Published: February 2nd, 2022
Analysts at Wall Street stalwart JP Morgan now believe that Bitcoin will struggle to win over new institutional investors due to its volatility. Meanwhile, number two crypto Ethereum can expect to face stiff competition from blockchain rivals like Solana this year.
In a note to investors, Morgan analysts said they saw 'notable challenges' in the coming months for cryptos two biggest coins by market cap.
Bitcoin's volatility makes it five times more prone to price swings than gold, and the raft of competitors lining up to take a chunk out of Ethereum's market share means its steady rise could be halted or even reversed.
On a more positive note, the market missive also said that the current crypto price slide looks 'less dire than the plunge seen in May 2021,' when prices crashed the combined crypto market cap by billions in a single week.
'It's our view that Bitcoin's most significant challenge going forward is its inherent volatility and the cycles of boom & bust cycles that make extended institutional adoption less likely.
The note says that BTC, which is down 43 per cent from the all-time high of USD 69,000 reached in November 2021, was also more volatile than gold by a factor of five. That belies the claims of many cryptocurrency commentators who frequently refer to BTC as 'digital gold,' offering hedge protection against inflation similar to what the yellow metal has traditionally provided to investors.
Morgan analysts said that Ethereum’s rivals in the decentralized finance (DeFi) space, such as Binance Smart Chain and Solana, would also make life difficult for ETH investors.
DeFi applications aim to automate much of what traditional banks do to verify and manage transactions between counterparties by using blockchain networks. DeFi apps were initially built mainly on Ethereum’s, but they've become victims of their own success. The surge in transactions and activity has made Ethereum's network expensive and slow to use. New networks have emerged to take advantage of Ethereum's technical weaknesses, and JP Morgan says they are succeeding.
‘We were surprised that Ethereum has not managed to re-capture market share during this month’s correction,’ said Morgan’s analyst note. 'The price of ETH price has sunk almost in tandem with smaller altcoins.’
Ethereum should also have been in pole position to benefit from the ongoing explosion in non-fungible token (NFT) demand, Morgan added. NFTs are tokens that offer a unique digital representation of works of art and music that can be traded like financial assets. Initially, they were created using Ethereum's network, but more recently, new blockchains like Solana have been able to attract more NFT creators.
Rivals like Solana offer faster and less costly transactions than Ethereum's, a significant benefit since NFT transactions are sharply on the rise, inflated by celebrity endorsements and surging market interest. Solana, however, still has technical bugs to work out. Network congestion and slowdowns are common, and it can suffer extended outages. In September 2021, its network went dark for 16 hours hours.
Market interest in SOL, Solana's native coin, is still buoyant. It's just above USD 100 at the time of writing, sustaining its position as the seventh-biggest crypto asset by market cap.

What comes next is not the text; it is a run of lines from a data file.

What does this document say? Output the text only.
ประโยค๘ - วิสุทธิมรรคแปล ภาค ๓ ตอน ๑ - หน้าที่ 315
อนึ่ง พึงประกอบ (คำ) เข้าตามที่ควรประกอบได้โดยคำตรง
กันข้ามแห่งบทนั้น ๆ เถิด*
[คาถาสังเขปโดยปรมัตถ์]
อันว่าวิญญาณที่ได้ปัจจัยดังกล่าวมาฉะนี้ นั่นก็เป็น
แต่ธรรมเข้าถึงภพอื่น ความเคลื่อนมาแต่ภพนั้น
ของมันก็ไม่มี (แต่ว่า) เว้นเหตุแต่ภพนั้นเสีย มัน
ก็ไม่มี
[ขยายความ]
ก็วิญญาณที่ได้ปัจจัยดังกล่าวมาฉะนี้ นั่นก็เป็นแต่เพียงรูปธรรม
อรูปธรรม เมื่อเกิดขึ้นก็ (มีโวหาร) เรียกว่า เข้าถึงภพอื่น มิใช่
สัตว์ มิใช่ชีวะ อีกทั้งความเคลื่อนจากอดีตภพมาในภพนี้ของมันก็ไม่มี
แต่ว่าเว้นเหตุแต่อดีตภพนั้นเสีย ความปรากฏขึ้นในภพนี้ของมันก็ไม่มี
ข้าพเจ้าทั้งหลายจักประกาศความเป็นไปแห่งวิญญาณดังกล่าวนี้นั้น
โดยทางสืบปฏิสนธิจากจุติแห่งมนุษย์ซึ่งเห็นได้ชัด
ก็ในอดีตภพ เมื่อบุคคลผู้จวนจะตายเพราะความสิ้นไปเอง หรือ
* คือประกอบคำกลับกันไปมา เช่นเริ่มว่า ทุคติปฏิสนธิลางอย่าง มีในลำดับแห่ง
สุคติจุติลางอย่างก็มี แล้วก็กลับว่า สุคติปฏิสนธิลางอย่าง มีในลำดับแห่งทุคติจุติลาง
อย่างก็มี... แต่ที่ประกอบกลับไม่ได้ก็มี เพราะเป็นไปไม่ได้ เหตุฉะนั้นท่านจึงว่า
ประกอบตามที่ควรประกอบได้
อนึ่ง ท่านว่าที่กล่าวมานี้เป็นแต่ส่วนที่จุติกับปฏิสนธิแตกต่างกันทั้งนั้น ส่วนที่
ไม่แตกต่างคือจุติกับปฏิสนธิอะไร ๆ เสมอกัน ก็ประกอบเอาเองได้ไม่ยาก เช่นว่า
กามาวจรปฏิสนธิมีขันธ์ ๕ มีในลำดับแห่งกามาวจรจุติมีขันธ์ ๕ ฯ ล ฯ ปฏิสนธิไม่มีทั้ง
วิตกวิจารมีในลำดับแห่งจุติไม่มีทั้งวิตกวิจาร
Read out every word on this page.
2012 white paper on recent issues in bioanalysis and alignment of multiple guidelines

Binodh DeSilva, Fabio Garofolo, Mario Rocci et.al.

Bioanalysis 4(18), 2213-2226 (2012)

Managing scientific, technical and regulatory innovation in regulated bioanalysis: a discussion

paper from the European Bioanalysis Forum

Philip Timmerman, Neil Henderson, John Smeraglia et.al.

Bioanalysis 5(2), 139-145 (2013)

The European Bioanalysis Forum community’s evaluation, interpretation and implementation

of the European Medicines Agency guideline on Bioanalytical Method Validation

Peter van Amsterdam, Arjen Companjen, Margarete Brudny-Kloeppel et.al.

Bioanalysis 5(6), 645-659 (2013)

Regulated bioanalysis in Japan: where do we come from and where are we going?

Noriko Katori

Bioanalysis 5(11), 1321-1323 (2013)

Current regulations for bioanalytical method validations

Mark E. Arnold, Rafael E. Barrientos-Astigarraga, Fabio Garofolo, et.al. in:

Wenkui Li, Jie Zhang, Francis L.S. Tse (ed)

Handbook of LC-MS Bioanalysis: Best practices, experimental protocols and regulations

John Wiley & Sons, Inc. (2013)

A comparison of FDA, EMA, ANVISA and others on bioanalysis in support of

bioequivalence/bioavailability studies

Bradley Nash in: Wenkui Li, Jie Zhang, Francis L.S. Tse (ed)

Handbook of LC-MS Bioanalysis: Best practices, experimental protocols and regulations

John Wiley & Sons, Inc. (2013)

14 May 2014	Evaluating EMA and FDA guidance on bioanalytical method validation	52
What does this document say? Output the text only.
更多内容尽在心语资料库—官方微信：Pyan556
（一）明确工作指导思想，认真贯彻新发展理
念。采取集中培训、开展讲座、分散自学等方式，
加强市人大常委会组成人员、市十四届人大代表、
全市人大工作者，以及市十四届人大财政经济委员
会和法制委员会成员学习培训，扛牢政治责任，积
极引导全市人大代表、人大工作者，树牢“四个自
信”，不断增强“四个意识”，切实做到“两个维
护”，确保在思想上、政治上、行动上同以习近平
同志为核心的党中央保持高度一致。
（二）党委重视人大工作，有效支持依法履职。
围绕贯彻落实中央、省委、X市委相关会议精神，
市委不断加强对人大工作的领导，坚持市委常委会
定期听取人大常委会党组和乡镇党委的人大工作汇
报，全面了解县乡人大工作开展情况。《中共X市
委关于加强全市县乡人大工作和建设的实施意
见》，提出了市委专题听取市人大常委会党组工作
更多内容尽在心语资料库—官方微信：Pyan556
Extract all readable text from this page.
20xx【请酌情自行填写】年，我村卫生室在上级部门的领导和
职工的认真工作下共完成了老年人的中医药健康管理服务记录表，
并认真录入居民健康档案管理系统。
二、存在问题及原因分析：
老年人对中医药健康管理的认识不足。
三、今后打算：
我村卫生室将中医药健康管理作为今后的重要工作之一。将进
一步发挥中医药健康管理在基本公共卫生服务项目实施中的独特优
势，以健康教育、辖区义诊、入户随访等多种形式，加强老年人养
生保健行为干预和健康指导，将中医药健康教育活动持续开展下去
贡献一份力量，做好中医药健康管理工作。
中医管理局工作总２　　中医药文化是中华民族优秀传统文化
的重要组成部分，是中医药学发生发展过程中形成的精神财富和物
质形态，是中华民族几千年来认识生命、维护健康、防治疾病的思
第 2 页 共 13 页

Two reports released in September of 2021 captured a steady rise in the level of interest crypto had garnered from traditional investors.
A survey by Nickel Digital Asset Management in London found that more than 80 per cent of wealth managers, institutions, and hedge fund executives with current crypto exposure planned to grow their digital asset holdings in 2022.
Forty per cent indicated plans to increase their crypto positions, and only eight per cent said they planned to walk back their digital asset investments.
The majority, however, had relatively low levels of crypto-asset exposure, indicating some were testing to market or attempting to learn how it operates.
More than half said they were looking at crypto assets as a source of long-term capital growth. Nearly 40 per cent said that the practical experience of trading crypto strengthened their confidence in the asset class. Another 35 per cent said steady encouragement from other investors and fund managers spurred them to invest further.
In a summary report, Nickel said that broad market confidence in the cryptocurrency asset class is rising.
‘Our research points at least 19 publicly traded companies worth a combined USD one trillion have invested nearly 6.5 billion dollars in BTC alone.’
Data from JP Morgan's own research found that even traditional investment firms with no experience in cryptocurrencies were expected to hold crypto on their books in 2022.
A survey of more than 3,500 investors found that just ten per cent of those polled worked for firms that invested or traded in digital assets. However, more than double that proportion indicated readiness to invest in Bitcoin and potentially others, suggesting that old money was set to keep flowing into crypto markets.
Of the companies that didn't have crypto positions in 2021, 20 per cent said they thought their firms would dip a toe into crypto markets 'very soon.
At the time, several market watchers said that sustained institutional buying would be needed if the price of bitcoin was going to keep rising. However, many traditional investors were still voicing concerns about the crypto market's numerous unknowns.
Asked if they were for or against crypto as an asset class, 14 per cent said that it was too volatile, while 22 per cent thought crypto rising popularity was ‘just a blip’. Only seven per cent of respondents agreed with the statement ‘crypto is set to become one of the most vital instruments.’
Security topped the list of investor worries, with 93 per cent saying they thought hacking and cyber-fraud were unavoidable in crypto markets.